This week a bit of the past landed on my desk in the form of a news memorandum from the Mississippi Department of Corrections.
The memo was the standard fare from the communications department. The state plans to execute a person on death row. I looked at the name - John B. Nixon Sr.
MDOC will allow a reporter access to Nixon's execution by lethal injection on Dec. 16.
I watched and reported on Nixon's capture and trial.
I won't attend his execution.
In the early morning hours of Jan. 22, 1985, Nixon, armed with a .22-caliber pistol, and two other men strode into the house of Virginia and Thomas Tucker.
He told the couple he had something for them. Thomas Tucker tried to negotiate the couple's way out of it.
Nixon replied something to the effect that the deal had been cut. Virginia Tucker's ex-husband, Elster Joseph Ponthieux, had hired Nixon and company to execute her.
In the melee that followed, Thomas Tucker tried to run. One of the men shot him in the side. Still, he managed to get into a truck and drive to downtown Brandon.
Nixon stuck the pistol behind Virginia Tucker's ear and killed her with one shot.
Jim Cooper, a reporter for The Rankin County News in Brandon, was one of the first people on the scene. He walked into the room and saw the life blood that had poured out of Virginia Tucker.
The sight touched him deeply.
Most people I've met and talked to say Nixon deserves to die for getting paid to kill a woman and for wounding her husband.
That execution-style slaying is a violation of the sanctity of life, those in favor of the death penalty argue.
What about the families? What will give them peace? Death, proponents said.
Jim and I talked about the death penalty that night. We knew we were in store for a long, drawn-out manhunt and legal process.
This was the first time Jim, who was 51/2 years older than I, had seen death up close and personal. I had worked as a journalist a little longer and had seen the results of some violence.
I've witnessed informal executions in a foreign country, where soldiers bearing American-made M-16s fired slugs into the skulls of a family that had provided rebels with food and water the day before.
At the same time, I've watched the more humane execution of a man who killed a woman he didn't know. He was just a killer.
Both incidences turned my stomach. Sometimes I dream about them and wake up screaming.
A court and jury have determined that Nixon didn't value life and that he took a pistol to kill someone for money.
That behavior is reprehensible.
But I cannot believe that it benefits anyone to see Nixon strapped to a stainless steel table and injected with poison.

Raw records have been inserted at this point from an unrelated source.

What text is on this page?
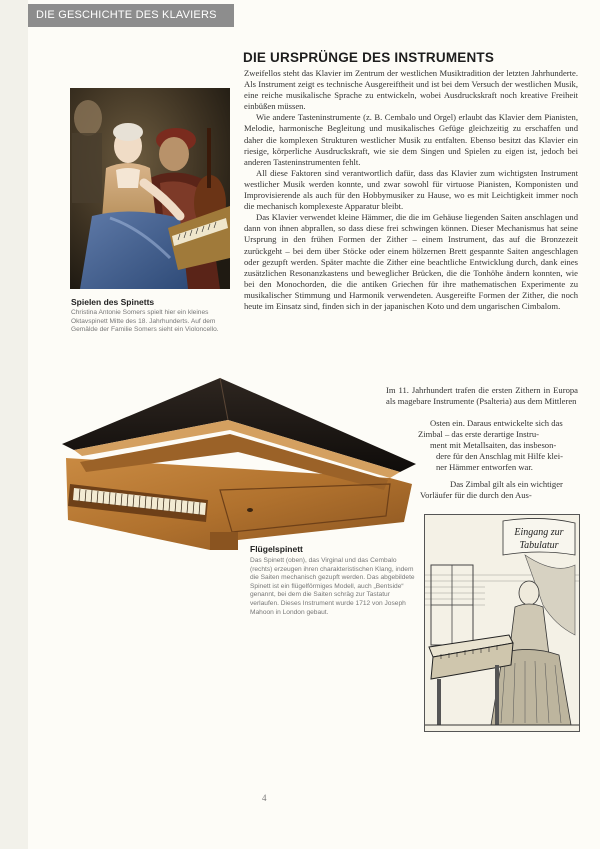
DIE GESCHICHTE DES KLAVIERS
Spielen des Spinetts
Christina Antonie Somers spielt hier ein kleines Oktavspinett Mitte des 18. Jahrhunderts. Auf dem Gemälde der Familie Somers sieht ein Violoncello.
DIE URSPRÜNGE DES INSTRUMENTS

Zweifellos steht das Klavier im Zentrum der westlichen Musiktradition der letzten Jahrhunderte. Als Instrument zeigt es technische Ausgereiftheit und ist bei dem Versuch der westlichen Musik, eine reiche musikalische Sprache zu entwickeln, wobei Ausdruckskraft noch kreative Freiheit einbüßen müssen.

Wie andere Tasteninstrumente (z. B. Cembalo und Orgel) erlaubt das Klavier dem Pianisten, Melodie, harmonische Begleitung und musikalisches Gefüge gleichzeitig zu erschaffen und daher die komplexen Strukturen westlicher Musik zu entfalten. Ebenso besitzt das Klavier ein riesige, körperliche Ausdruckskraft, wie sie dem Singen und Spielen zu eigen ist, jedoch bei anderen Tasteninstrumenten fehlt.

All diese Faktoren sind verantwortlich dafür, dass das Klavier zum wichtigsten Instrument westlicher Musik werden konnte, und zwar sowohl für virtuose Pianisten, Komponisten und Improvisierende als auch für den Hobbymusiker zu Hause, wo es mit Leichtigkeit immer noch die mechanisch komplexeste Apparatur bleibt.

Das Klavier verwendet kleine Hämmer, die die im Gehäuse liegenden Saiten anschlagen und dann von ihnen abprallen, so dass diese frei schwingen können. Dieser Mechanismus hat seine Ursprung in den frühen Formen der Zither – einem Instrument, das auf die Bronzezeit zurückgeht – bei dem über Stöcke oder einem hölzernen Brett gespannte Saiten angeschlagen oder gezupft werden. Später machte die Zither eine beachtliche Entwicklung durch, dank eines zusätzlichen Resonanzkastens und beweglicher Brücken, die die Tonhöhe ändern konnten, wie bei den Monochorden, die die antiken Griechen für ihre mathematischen Experimente zu musikalischer Stimmung und Harmonik verwendeten. Ausgereifte Formen der Zither, die noch heute im Einsatz sind, finden sich in der japanischen Koto und dem ungarischen Cimbalom.

Im 11. Jahrhundert trafen die ersten Zithern in Europa als magebare Instrumente (Psalteria) aus dem Mittleren
Osten ein. Daraus entwickelte sich das
Zimbal – das erste derartige Instru-
ment mit Metallsaiten, das insbeson-
dere für den Anschlag mit Hilfe klei-
ner Hämmer entworfen war.
Das Zimbal gilt als ein wichtiger
Vorläufer für die durch den Aus-
Flügelspinett
Das Spinett (oben), das Virginal und das Cembalo (rechts) erzeugen ihren charakteristischen Klang, indem die Saiten mechanisch gezupft werden. Das abgebildete Spinett ist ein flügelförmiges Modell, auch „Bentside“ genannt, bei dem die Saiten schräg zur Tastatur verlaufen. Dieses Instrument wurde 1712 von Joseph Mahoon in London gebaut.
Eingang zur
Tabulatur
4
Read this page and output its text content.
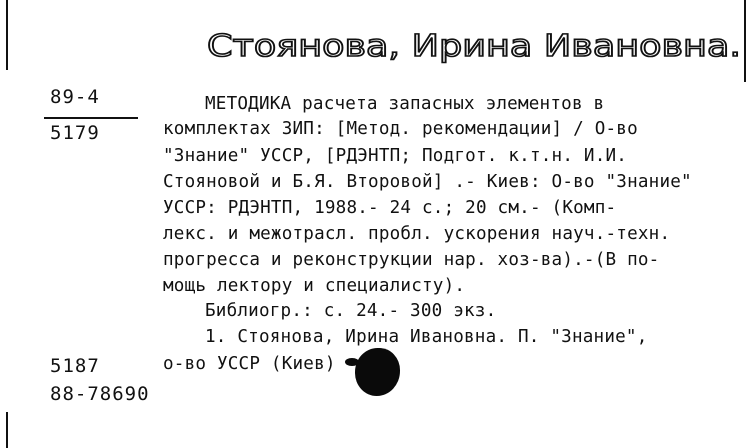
Стоянова, Ирина Ивановна.
89-4
5179
МЕТОДИКА расчета запасных элементов в
комплектах ЗИП: [Метод. рекомендации] / О-во
"Знание" УССР, [РДЭНТП; Подгот. к.т.н. И.И.
Стояновой и Б.Я. Второвой] .- Киев: О-во "Знание"
УССР: РДЭНТП, 1988.- 24 с.; 20 см.- (Комп-
лекс. и межотрасл. пробл. ускорения науч.-техн.
прогресса и реконструкции нар. хоз-ва).-(В по-
мощь лектору и специалисту).
Библиогр.: с. 24.- 300 экз.
1. Стоянова, Ирина Ивановна. П. "Знание",
о-во УССР (Киев)
5187
88-78690
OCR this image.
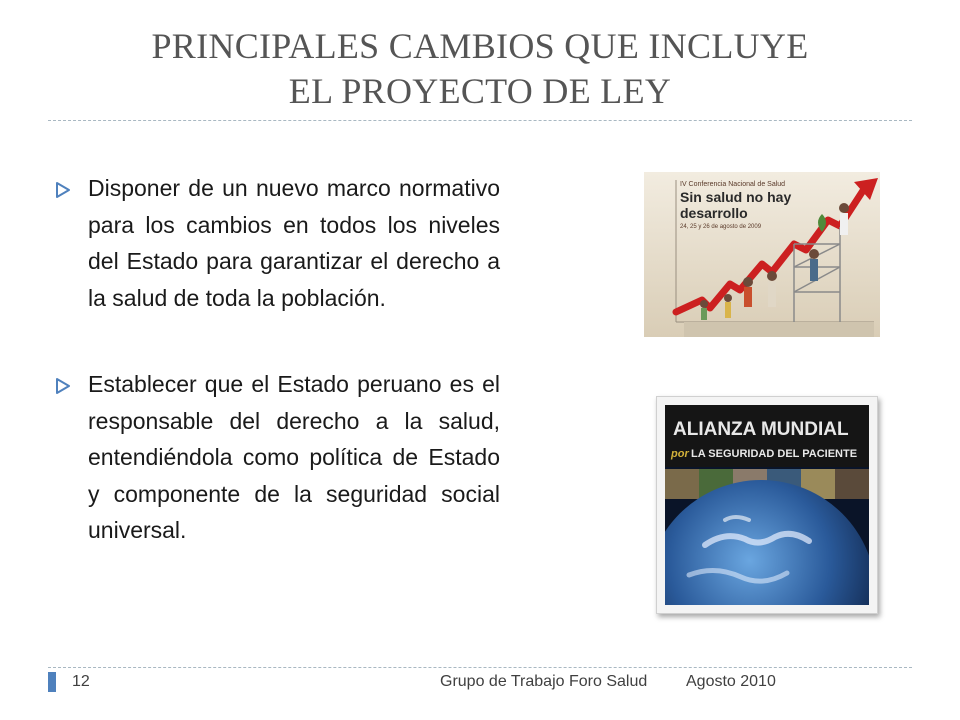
PRINCIPALES CAMBIOS QUE INCLUYE
EL PROYECTO DE LEY
Disponer de un nuevo marco normativo para los cambios en todos los niveles del Estado para garantizar el derecho a la salud de toda la población.
Establecer que el Estado peruano es el responsable del derecho a la salud, entendiéndola como política de Estado y componente de la seguridad social universal.
IV Conferencia Nacional de Salud
Sin salud no hay
desarrollo
24, 25 y 26 de agosto de 2009
ALIANZA MUNDIAL
por LA SEGURIDAD DEL PACIENTE
12	Grupo de Trabajo Foro Salud Agosto 2010
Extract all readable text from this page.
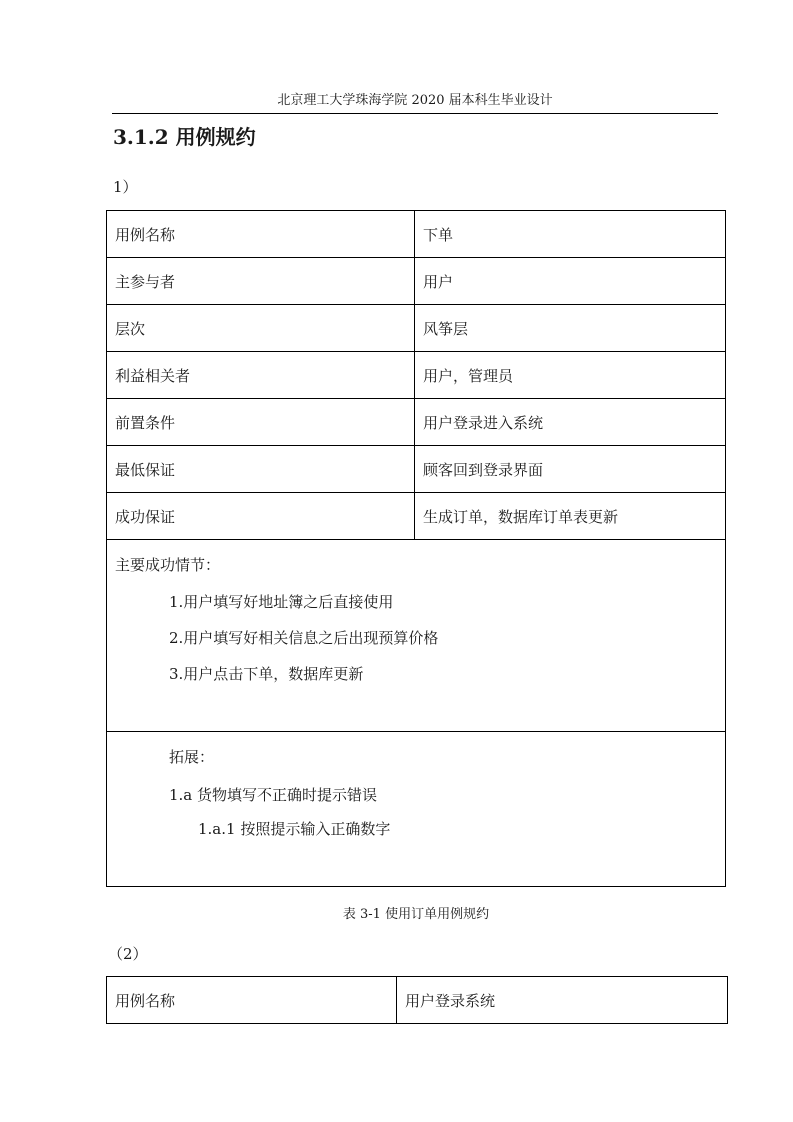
北京理工大学珠海学院 2020 届本科生毕业设计
3.1.2 用例规约
1）
用例名称	下单
主参与者	用户
层次	风筝层
利益相关者	用户，管理员
前置条件	用户登录进入系统
最低保证	顾客回到登录界面
成功保证	生成订单，数据库订单表更新

主要成功情节：
1.用户填写好地址簿之后直接使用
2.用户填写好相关信息之后出现预算价格
3.用户点击下单，数据库更新	

拓展：
1.a 货物填写不正确时提示错误
1.a.1 按照提示输入正确数字	
表 3-1 使用订单用例规约
（2）
用例名称	用户登录系统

Nor can I believe that anyone gains any peace from the action.
It is my understanding that the time - if there ever was one - of "an eye for an eye" has passed.
And I really don't understand the true believers who would save an unborn child, only to kill that child if it committed murder as an adult.
As much as I disagree with the Roman Catholic Church on many issues of faith, I respect and hold dear the fact that the church isn't hypocritical when it comes to the sanctity of life.
Many find it's easy to save a child - the cute, helpless figure all curled up in a woman's womb.
But once that child emerges into the world, many find it's easy to ignore the human being.
Once the human - now a grown person - acts in a way we consider inhumane, we're ready to toss the person in with other human debris, objectify them all and murder them in the name of justice.
John Nixon has not lived a productive life. He has destroyed as much as he created.
He scares me. He did in the courtroom all those years ago. His official photograph from the Department of Corrections still makes me uncomfortable.
But he does not deserve execution by the state. His life is as valuable in God's eyes as the one he took on Jan. 22, 1985.